Let’s end the year on a cheerful note, by looking much further ahead. Here are some things I’m optimistic about. None of the below should be taken as a prediction – more as targets that we can reach if we want to.
- The earth will heat up a little over the next few decades, but that can be okay. Once we’ve given up on the foolish idea of trying to prevent this from happening, and start to focus on the much more practicable idea of adapting, there will be a great flourishing of human ingenuity. Indeed, within fifteen years or so, I believe it is quite plausible that we come to regard adaptation as a great human project, drawing great minds together from across the world, uniting people of different creeds and cultures in this challenging, fascinating and rewarding endeavour. We shall laud inventors of different skin colours, different religions, from different political systems as they produce brilliant ideas and brilliant tools that many of us come to use.
- Islam will expand vigorously in the UK and across Europe, and the Anglican Church will split irretrievably. But that can be okay. The different pieces of the Anglican Church will work together amicably when they find common cause, and Muslims and Christians will work closely together on social projects and in campaigning for moral regeneration. The social pendulum could well swing within twenty years, and marriage, fidelity, loyalty, and family come back into fashion, albeit in new forms that our parents would have struggled to recognise. New technologies will grant people such freedom over where to live that many might choose to gather together, with society aggregating again after centuries of disaggregation. As liberal Islam displaces Christianity in the public sphere over the next three decades, there will be a huge rise in disciplined religious observance, associated with great moral regeneration and a much more tolerant society. Paradoxically, the rise in Islam could be associated with much greater respect and freedom for Christians.
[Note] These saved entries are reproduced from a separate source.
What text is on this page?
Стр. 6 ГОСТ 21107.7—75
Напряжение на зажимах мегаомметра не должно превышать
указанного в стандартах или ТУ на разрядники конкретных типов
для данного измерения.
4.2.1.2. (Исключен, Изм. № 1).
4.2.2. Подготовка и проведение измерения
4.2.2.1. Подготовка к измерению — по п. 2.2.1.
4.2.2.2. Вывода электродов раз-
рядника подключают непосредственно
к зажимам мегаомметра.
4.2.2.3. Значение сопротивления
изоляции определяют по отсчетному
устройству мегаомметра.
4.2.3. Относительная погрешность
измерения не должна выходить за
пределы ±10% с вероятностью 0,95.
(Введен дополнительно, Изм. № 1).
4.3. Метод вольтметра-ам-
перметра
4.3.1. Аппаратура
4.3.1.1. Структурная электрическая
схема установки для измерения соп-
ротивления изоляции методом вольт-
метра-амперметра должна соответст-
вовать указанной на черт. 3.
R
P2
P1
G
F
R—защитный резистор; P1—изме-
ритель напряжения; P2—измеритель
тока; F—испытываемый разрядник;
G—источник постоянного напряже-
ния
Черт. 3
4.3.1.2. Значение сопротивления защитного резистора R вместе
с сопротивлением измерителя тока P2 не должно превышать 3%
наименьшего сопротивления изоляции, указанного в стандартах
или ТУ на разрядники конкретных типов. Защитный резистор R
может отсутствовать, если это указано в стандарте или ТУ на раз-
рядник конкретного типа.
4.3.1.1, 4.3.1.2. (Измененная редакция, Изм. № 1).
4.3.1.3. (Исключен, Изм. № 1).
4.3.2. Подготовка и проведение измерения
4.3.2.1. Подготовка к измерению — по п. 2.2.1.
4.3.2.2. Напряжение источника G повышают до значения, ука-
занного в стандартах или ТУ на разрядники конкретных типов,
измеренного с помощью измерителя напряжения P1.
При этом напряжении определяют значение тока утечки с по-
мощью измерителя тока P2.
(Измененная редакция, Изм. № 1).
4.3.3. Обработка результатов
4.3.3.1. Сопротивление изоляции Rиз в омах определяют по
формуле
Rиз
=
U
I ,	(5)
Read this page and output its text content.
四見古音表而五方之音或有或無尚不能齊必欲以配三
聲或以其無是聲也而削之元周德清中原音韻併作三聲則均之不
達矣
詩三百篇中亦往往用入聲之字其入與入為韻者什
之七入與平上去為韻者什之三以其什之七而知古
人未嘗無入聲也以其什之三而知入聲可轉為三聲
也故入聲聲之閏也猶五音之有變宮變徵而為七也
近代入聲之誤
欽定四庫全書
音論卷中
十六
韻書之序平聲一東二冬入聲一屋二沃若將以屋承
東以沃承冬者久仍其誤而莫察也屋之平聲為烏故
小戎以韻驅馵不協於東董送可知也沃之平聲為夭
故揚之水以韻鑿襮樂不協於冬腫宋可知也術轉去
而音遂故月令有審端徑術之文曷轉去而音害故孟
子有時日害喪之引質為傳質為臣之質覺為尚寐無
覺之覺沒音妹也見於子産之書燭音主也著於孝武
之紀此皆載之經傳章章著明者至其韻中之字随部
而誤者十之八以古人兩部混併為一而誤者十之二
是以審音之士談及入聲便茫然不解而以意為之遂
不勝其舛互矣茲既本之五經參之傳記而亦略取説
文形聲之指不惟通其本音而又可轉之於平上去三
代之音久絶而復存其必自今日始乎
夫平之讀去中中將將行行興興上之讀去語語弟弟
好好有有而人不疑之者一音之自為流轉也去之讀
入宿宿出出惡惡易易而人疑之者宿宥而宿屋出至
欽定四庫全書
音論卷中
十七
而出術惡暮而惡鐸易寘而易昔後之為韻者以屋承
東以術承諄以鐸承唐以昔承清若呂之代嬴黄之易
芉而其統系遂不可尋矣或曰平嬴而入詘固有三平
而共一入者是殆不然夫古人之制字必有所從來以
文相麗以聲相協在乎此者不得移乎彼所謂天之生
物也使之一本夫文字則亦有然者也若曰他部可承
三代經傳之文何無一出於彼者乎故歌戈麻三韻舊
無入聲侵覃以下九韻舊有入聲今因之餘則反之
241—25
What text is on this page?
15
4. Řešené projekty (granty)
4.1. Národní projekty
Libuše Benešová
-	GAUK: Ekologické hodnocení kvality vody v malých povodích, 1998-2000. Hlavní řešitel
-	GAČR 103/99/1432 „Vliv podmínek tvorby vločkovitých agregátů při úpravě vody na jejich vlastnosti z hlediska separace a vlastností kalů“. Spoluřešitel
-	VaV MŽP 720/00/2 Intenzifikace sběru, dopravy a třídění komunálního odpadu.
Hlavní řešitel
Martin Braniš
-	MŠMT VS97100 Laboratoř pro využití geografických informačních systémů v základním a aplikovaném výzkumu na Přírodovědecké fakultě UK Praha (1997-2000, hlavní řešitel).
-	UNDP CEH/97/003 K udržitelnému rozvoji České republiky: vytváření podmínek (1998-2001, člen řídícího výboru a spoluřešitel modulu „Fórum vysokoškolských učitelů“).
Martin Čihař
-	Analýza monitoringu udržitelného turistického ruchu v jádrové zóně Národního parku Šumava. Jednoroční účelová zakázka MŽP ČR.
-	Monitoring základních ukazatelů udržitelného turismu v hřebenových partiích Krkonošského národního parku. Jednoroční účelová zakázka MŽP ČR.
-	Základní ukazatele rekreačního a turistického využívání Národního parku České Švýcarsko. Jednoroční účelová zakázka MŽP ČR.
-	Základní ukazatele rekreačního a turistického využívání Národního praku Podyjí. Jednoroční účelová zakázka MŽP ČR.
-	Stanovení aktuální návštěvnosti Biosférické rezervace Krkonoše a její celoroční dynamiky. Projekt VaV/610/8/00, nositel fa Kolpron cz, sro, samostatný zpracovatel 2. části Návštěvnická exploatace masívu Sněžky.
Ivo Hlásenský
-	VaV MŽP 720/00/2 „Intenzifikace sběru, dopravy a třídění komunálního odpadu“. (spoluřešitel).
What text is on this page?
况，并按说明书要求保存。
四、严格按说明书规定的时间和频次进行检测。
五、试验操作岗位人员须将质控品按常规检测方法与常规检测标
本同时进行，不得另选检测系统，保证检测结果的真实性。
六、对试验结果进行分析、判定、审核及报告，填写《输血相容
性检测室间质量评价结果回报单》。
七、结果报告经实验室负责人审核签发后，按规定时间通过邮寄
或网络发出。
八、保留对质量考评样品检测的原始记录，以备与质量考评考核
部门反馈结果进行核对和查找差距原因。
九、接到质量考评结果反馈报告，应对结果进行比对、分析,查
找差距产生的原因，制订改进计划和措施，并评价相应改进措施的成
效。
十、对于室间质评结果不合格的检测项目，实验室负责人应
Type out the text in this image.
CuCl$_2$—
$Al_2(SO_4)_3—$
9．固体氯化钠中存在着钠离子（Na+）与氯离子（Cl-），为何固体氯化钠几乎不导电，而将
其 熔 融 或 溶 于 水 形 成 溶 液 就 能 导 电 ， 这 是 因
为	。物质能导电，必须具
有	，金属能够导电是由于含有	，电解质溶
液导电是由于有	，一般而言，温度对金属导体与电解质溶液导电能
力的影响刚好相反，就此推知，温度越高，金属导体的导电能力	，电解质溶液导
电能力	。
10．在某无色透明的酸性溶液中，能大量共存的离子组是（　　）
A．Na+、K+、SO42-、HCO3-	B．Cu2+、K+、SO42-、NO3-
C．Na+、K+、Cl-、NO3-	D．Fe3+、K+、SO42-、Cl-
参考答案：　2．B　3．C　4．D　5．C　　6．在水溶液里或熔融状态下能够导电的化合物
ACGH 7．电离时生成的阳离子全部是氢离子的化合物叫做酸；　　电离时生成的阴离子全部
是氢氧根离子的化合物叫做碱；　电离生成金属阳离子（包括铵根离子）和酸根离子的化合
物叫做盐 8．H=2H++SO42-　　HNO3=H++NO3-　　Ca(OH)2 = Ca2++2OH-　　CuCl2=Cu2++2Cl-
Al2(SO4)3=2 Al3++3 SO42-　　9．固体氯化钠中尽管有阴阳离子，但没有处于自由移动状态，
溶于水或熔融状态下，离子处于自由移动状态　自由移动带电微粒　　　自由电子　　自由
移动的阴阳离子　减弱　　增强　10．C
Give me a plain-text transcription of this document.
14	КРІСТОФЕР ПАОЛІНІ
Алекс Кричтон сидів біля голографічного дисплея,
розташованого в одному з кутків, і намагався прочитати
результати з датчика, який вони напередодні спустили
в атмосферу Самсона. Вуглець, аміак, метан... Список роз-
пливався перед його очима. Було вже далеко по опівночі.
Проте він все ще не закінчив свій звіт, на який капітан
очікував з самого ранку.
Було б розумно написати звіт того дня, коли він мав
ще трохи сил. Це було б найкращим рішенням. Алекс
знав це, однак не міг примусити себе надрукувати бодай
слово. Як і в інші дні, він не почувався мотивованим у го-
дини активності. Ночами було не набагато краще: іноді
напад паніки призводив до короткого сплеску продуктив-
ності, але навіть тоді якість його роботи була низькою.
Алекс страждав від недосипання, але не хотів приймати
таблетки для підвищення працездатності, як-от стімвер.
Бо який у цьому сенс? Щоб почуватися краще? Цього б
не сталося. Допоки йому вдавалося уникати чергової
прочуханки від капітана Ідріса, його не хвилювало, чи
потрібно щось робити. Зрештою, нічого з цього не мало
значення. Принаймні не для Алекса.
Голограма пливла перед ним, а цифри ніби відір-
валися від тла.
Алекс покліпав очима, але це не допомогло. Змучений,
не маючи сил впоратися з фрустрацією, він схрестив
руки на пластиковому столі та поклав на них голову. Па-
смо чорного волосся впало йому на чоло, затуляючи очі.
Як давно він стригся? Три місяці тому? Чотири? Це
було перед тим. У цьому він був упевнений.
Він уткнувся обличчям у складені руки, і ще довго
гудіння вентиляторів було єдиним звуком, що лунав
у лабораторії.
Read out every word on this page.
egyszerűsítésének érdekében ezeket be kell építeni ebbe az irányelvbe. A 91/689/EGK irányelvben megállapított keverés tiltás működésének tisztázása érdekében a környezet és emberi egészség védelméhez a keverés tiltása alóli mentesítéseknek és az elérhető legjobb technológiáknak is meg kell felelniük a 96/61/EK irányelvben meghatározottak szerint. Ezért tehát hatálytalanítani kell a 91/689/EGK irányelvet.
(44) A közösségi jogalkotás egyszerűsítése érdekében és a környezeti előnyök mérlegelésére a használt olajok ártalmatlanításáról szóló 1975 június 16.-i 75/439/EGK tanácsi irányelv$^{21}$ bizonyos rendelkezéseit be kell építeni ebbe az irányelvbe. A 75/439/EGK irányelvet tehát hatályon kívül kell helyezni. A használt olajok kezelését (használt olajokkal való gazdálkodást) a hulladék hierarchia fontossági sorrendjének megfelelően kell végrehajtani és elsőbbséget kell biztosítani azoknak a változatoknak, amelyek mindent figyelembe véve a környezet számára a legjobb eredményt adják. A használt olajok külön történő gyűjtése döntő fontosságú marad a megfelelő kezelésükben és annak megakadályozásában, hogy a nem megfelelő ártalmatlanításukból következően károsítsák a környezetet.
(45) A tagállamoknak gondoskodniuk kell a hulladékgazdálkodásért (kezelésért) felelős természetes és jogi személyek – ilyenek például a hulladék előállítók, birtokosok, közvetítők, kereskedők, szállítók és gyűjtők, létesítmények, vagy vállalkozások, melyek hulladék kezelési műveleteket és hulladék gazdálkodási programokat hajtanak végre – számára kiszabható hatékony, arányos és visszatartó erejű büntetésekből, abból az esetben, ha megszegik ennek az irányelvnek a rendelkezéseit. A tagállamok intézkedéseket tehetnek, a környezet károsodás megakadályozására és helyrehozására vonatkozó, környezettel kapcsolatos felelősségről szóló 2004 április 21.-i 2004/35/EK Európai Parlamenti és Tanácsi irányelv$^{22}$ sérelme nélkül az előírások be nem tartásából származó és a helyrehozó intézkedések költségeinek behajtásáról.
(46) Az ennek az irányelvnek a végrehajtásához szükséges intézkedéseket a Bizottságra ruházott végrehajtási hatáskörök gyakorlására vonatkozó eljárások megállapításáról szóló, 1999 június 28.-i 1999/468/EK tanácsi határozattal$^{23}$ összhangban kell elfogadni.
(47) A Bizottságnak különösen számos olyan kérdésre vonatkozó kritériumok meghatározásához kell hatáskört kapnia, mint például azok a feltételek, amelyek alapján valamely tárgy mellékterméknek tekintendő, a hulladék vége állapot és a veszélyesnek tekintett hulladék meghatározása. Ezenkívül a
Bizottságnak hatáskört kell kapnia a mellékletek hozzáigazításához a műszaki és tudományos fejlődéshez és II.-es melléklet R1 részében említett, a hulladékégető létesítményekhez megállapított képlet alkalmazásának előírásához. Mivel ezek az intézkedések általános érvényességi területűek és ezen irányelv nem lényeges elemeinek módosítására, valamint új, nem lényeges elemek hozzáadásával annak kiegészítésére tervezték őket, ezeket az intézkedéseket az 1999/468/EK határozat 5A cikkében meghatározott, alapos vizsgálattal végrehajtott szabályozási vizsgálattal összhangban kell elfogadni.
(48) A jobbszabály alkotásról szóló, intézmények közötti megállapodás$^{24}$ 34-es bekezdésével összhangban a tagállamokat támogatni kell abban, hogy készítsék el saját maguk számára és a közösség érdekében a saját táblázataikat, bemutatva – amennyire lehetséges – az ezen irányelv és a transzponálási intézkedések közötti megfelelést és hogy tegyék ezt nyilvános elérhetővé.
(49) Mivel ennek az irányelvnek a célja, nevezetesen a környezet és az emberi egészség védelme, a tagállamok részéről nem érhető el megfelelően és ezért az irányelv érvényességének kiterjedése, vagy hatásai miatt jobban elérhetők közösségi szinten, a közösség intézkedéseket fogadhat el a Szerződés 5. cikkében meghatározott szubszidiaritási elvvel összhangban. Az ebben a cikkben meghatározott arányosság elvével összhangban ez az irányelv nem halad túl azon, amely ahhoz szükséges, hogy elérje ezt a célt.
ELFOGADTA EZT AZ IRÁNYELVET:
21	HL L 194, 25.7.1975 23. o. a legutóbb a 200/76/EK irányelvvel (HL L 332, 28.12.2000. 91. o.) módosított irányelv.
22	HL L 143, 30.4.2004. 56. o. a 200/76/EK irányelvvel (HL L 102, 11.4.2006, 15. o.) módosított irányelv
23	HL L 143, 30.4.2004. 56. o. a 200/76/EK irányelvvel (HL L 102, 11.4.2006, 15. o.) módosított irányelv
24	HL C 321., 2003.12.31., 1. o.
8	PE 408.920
- Over the next decade, we can see the start of the next phase of commercial exploitation of space. This might begin with very short sojourns, but then move into space cruises based around seeing particular sights from space. That may move on to cruises to observe particular natural phenomena, such as hurricanes or volcanoes. Meantime, human exploration of space will advance once again, with bases on the Moon by the mid-2020s, and a manned landing on Mars within a decade after that. Within 30 years, it could seem normal for middle class people to take at least one space journey every five years – either in the form of a cruise or as a rapid travel option from, say, Britain to Australia.
- Greatly increased involvement of China could bring much greater order to Africa over the next three decades, significantly bearing down upon treatable diseases and the predation of civil war and banditry. Where Americans and Europeans lacked the will to impose order, and paranoia about population expansion held Africa back from proper aggregation, China can learn from our failures. Chinese dominance in Africa could finally bring peace, prosperity, health and order. The flourishing of Africa might, by the latter half of the century, be the major source of cultural innovation in the world. Chinese and African Christianity and philosophy could well demark the global zeitgeist. (This would, however, be much less tolerant than the liberal Islam we might by then be used to in Britain.)
- With the dominance of Chinese and African Christianity, the position of women globally should advance immeasurably, with the average status rising close to that in traditional Mediterranean Europe today. Women’s literacy will rise. With the decline in civil wars, rape as a weapon could decline. The mutilation of girls ought to become increasingly unacceptable. The trading of women in forced marriages, and in sex slavery can be made to decline markedly across Africa (though South America may be another story...). With greater health and freedom, these newly emancipated women would enter mainstream global production workforces, adding enormously to the wealth and creativity of mankind.
Though none of the above is inevitable, all these things are achievable.